Comment 2 Christoph Laeubrich CLA 2022-02-22 23:14:20 EST
(In reply to Thomas Wolf from comment #1)
> Perhaps that would be useful, but it's also a sure way to kill UI
> performance.

Currently I have the History view open to show me the revision information that *seems* quite fast ...

> Getting the commit message of a commit is an operation that will access the
> on-disk files of the repository (underneath .git). We must avoid doing that
> when the menu is to be shown; otherwise it may suddenly take a long time
> until the menu comes up.

Maybe this could be fetched in the background (not sure how the History view works) and then the menu item updated?
 
> Another problem then would be: which commit message to show? The one of
> HEAD~1, or the one of the commit that last touched the file?

I think the one the file would be replaced with.

> The latter would take even longer.

Any idea how "long" longer is? As mentioned above I found the History View quite fast and it show a lot more information (even when selecting single files).

> And then, assuming we used HEAD~1 and had figured a clever to pre-load the
> message and cache it (and know when to invalidate that cache!), we'd run
> into bug 540778/bug 315619 on Windows.

For Bug 540778 / Bug 315619 one might show only up to 20 characters or someone could be triggered to ix those bugs :-)
Comment 3 Thomas Wolf CLA 2022-02-23 03:01:48 EST
(In reply to Christoph Laeubrich from comment #2)
> (In reply to Thomas Wolf from comment #1)
> > Perhaps that would be useful, but it's also a sure way to kill UI
> > performance.
> 
> Currently I have the History view open to show me the revision information
> that *seems* quite fast ...

The history view is something else. It's a view, it can spawn jobs, compute things in the background, and update asynchronously. You can't do that when opening a context menu.

And it's still slow. The UI is responsive, but it takes too long until a history has been loaded or the table starts updating.

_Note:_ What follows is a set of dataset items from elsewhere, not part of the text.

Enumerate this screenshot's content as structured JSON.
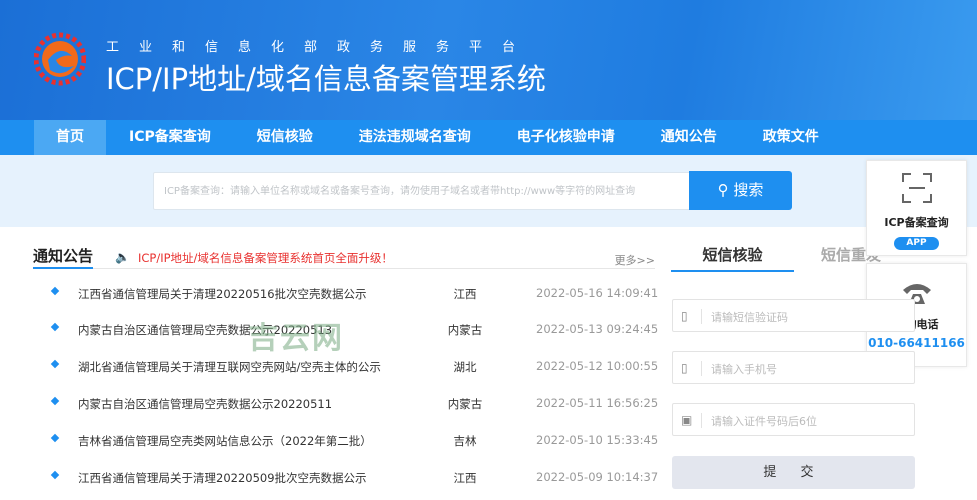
{
  "header": {
    "subtitle": "工业和信息化部政务服务平台",
    "title": "ICP/IP地址/域名信息备案管理系统",
    "logo_icon": "gear-e-logo"
  },
  "nav": {
    "items": [
      {
        "label": "首页",
        "active": true
      },
      {
        "label": "ICP备案查询"
      },
      {
        "label": "短信核验"
      },
      {
        "label": "违法违规域名查询"
      },
      {
        "label": "电子化核验申请"
      },
      {
        "label": "通知公告"
      },
      {
        "label": "政策文件"
      }
    ]
  },
  "search": {
    "placeholder": "ICP备案查询：请输入单位名称或域名或备案号查询，请勿使用子域名或者带http://www等字符的网址查询",
    "button_label": "搜索",
    "button_icon": "search-icon"
  },
  "notices": {
    "title": "通知公告",
    "marquee": "ICP/IP地址/域名信息备案管理系统首页全面升级！",
    "more": "更多>>",
    "items": [
      {
        "title": "江西省通信管理局关于清理20220516批次空壳数据公示",
        "province": "江西",
        "date": "2022-05-16 14:09:41"
      },
      {
        "title": "内蒙古自治区通信管理局空壳数据公示20220513",
        "province": "内蒙古",
        "date": "2022-05-13 09:24:45"
      },
      {
        "title": "湖北省通信管理局关于清理互联网空壳网站/空壳主体的公示",
        "province": "湖北",
        "date": "2022-05-12 10:00:55"
      },
      {
        "title": "内蒙古自治区通信管理局空壳数据公示20220511",
        "province": "内蒙古",
        "date": "2022-05-11 16:56:25"
      },
      {
        "title": "吉林省通信管理局空壳类网站信息公示（2022年第二批）",
        "province": "吉林",
        "date": "2022-05-10 15:33:45"
      },
      {
        "title": "江西省通信管理局关于清理20220509批次空壳数据公示",
        "province": "江西",
        "date": "2022-05-09 10:14:37"
      }
    ]
  },
  "watermark": "吉云网",
  "sms": {
    "tabs": [
      "短信核验",
      "短信重发"
    ],
    "fields": [
      {
        "placeholder": "请输短信验证码",
        "icon": "sms-phone-icon"
      },
      {
        "placeholder": "请输入手机号",
        "icon": "mobile-icon"
      },
      {
        "placeholder": "请输入证件号码后6位",
        "icon": "id-card-icon"
      }
    ],
    "submit": "提 交"
  },
  "side": {
    "app_label": "ICP备案查询",
    "app_badge": "APP",
    "phone_label": "咨询电话",
    "phone_number": "010-66411166"
  },
  "colors": {
    "brand": "#1e8ff0",
    "alert": "#e8312f"
  }
}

> > Getting the commit message of a commit is an operation that will access the
> > on-disk files of the repository (underneath .git). We must avoid doing that
> > when the menu is to be shown; otherwise it may suddenly take a long time
> > until the menu comes up.
> 
> Maybe this could be fetched in the background (not sure how the History view
> works) and then the menu item updated?

Unlikely to be helpful. Most likely the user has already chosen a menu entry and executed the command by the time that background computation is done.

> > Another problem then would be: which commit message to show? The one of
> > HEAD~1, or the one of the commit that last touched the file?
> 
> I think the one the file would be replaced with.

That is always going to be HEAD~1. A commit always has the full tree.

Showing the commit message from HEAD~1 is not very useful, though. I at least rarely loose my head.

I also don't really care about which commit it comes from. When I use this operation, I just want to undo whatever changes I made in my current commit.

> > The latter would take even longer.
> 
> Any idea how "long" longer is? As mentioned above I found the History View
> quite fast and it show a lot more information (even when selecting single
> files).

"long" is too long for a context menu. You can't go walk a commit history to determine a menu label. Imagine a file last touched a few hundred or thousand commits back. Moreover, since that commit may be different depending on the file(s) selected, that commit message cannot be cached.
Comment 4 Thomas Wolf CLA 2022-02-23 17:44:36 EST
BTW: even looking for the right commit in the UI thread once the operation is executed can already take too long, see bug 463229.
Comment 5 Michael Keppler CLA 2022-04-03 09:23:43 EDT
In fact, there is another place where the performance impact can be seen already. The replace with menu in the staging view shows the 2 alternatives when the repo has a merge conflict, similar to what you request right now. We already did some fixes to improve the performance there, but opening the context menu still blocks on some of my larger repos for seconds. That's not something you want in the project explorer.